My question now is, what is the fastest way to make all elements of all those Matrixes equal to 0? I tried looping over each Vector element and do:

hough_spaces[i].setZero()

But that was rather slow. Is there a faster way? Or a way to directly initialize them as 0? Thank you for your help


Solution

  • First of all, Eigen::Matrix<int,30,150> will by default be aligned to 16 bytes, which on 64bit systems or with C++17 will most likely work properly, but you may otherwise face some caveats. An easy way to workaround any issues regarding alignment is to write

    typedef Eigen::Matrix<int,30,150, Eigen::DontAlign> HoughMatrix;
    

    Now the idiomatic way to write what you want would be to write

    std::vector<HoughMatrix> hough_spaces(num_spaces, HoughMatrix::Zero());
    

    However, this will result in a loop of memcpy calls (at least for gcc and clang: https://godbolt.org/z/ULixBm).

    Alternatively, you could create a vector of uninitialized HoughMatrixes and apply std::memset on them:

    std::vector<HoughMatrix> hough_spaces(num_spaces);
    std::memset(hough_spaces.data(), 0, num_spaces*sizeof(HoughMatrix));
    

    Note that for that to run without Eigen having to loop through all elements requires to have HoughMatrix not aligned (as shown at the beginning) or to disable alignment-assertions: https://godbolt.org/z/nDJqV5

    If you don't actually need the std::vector functionality (mostly the ability to copy and resize), you could just allocate some memory using calloc and free it after usage. To be leak-safe, this can be encapsulated into a std::unique_ptr:

    // unique_ptr with custom deallocator (use a typedef, if you need this more often):
    std::unique_ptr<HoughMatrix[], void(&)(void*)> hough_spaces(static_cast<HoughMatrix*>(std::calloc(num_spaces, sizeof(HoughMatrix))), std::free);
    if(!hough_spaces) throw std::bad_alloc(); // Useful, if you actually handle bad-allocs.

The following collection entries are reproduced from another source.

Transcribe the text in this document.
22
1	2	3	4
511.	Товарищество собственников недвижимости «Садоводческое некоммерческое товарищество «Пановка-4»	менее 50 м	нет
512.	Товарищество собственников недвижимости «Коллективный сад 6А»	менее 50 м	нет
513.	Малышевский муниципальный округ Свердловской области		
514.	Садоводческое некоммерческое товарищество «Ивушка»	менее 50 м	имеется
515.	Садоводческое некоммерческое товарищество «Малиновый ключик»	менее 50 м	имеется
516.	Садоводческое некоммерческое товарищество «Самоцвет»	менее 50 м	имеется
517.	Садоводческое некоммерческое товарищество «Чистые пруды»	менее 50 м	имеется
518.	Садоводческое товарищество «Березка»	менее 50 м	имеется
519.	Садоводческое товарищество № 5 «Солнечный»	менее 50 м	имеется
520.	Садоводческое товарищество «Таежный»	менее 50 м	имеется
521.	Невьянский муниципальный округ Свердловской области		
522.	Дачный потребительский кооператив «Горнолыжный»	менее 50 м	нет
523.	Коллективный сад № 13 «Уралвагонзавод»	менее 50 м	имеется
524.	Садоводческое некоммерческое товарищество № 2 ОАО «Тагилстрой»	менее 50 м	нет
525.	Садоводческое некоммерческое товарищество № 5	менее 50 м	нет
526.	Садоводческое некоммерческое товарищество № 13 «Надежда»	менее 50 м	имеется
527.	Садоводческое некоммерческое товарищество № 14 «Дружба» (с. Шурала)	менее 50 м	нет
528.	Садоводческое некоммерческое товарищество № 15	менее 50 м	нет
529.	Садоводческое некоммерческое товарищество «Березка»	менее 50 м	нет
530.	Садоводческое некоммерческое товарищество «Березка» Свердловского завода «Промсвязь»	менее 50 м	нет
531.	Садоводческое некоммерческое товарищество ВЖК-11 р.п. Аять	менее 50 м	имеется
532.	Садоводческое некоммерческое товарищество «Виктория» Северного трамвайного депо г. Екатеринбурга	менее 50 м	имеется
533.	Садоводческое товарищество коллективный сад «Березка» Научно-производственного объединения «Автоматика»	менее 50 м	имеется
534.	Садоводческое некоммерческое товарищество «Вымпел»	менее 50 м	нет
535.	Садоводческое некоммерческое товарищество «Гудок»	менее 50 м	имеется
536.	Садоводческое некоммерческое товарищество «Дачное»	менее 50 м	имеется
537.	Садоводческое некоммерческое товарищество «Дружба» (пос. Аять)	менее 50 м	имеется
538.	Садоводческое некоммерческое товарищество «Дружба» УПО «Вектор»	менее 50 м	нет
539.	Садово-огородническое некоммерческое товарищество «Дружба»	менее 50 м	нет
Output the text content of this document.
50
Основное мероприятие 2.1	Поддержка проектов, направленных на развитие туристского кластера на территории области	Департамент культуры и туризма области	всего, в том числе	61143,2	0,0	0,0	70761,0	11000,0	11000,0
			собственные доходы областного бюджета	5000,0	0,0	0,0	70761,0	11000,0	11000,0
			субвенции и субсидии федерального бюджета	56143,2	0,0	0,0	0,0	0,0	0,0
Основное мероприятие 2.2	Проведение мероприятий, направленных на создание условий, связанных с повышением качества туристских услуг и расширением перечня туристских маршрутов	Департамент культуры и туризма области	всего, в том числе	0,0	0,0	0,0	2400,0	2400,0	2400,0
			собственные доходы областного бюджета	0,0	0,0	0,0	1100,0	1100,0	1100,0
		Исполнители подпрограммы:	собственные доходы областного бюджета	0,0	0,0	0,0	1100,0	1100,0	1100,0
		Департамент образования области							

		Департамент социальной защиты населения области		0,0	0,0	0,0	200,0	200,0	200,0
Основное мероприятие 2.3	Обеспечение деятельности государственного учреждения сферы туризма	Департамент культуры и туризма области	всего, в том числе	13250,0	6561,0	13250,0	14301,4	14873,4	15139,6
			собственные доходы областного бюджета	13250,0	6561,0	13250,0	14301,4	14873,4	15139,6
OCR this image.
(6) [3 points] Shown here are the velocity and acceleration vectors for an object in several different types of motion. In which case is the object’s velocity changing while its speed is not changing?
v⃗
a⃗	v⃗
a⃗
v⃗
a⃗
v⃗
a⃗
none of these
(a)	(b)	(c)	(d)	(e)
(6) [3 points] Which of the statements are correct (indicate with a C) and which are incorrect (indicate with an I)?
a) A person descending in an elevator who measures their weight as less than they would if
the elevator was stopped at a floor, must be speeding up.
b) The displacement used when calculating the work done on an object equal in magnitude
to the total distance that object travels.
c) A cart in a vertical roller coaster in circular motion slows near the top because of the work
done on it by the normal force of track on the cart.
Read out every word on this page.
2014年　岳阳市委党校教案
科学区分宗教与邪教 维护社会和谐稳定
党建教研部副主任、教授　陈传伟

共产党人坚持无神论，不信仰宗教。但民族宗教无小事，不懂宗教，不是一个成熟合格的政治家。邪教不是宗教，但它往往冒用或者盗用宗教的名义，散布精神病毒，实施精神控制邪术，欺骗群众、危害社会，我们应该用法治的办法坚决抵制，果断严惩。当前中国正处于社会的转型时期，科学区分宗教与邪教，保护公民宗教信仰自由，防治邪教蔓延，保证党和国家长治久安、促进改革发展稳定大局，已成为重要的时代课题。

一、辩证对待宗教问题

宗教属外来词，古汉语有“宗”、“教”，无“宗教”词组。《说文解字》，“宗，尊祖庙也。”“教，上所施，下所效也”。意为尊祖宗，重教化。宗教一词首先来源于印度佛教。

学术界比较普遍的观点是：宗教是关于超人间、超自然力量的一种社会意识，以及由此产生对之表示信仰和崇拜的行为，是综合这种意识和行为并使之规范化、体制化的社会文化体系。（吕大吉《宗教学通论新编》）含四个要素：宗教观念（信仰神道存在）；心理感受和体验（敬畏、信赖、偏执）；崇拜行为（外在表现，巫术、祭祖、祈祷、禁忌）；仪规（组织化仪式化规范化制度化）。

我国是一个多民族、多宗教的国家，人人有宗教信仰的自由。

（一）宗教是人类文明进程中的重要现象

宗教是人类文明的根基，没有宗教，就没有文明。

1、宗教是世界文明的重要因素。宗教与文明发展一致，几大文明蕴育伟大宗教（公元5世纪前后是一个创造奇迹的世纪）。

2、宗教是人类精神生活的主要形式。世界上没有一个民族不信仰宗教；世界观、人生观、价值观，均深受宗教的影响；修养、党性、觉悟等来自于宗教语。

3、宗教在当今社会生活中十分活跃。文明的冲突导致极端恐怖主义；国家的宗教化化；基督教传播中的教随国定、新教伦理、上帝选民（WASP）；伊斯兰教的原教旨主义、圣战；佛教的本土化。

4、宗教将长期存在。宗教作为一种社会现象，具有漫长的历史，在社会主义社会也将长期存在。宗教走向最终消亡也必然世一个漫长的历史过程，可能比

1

If you ignore failed callocs, you'll likely segfault when accessing the data.
    

    Clang and gcc will optimize this into a single calloc/free pair: https://godbolt.org/z/m4rzRq


    A totally different approach would be to try using a 3D Tensor instead of a vector of matrices:

    typedef Eigen::Tensor<int, 3> HoughSpace;
    HoughSpace hough_spaces(num_spaces,30,150);
    hough_spaces.setZero();
    

    Looking at the generated assembly this looks semi-optimal though, even with -O3 -DNDEBUG.


    Overall, note that benchmarking anything memory-related may be misleading. E.g., the call to calloc may return nearly instantaneous but on a lower level point to unallocated pages, which makes actually accessing them the first time more expensive.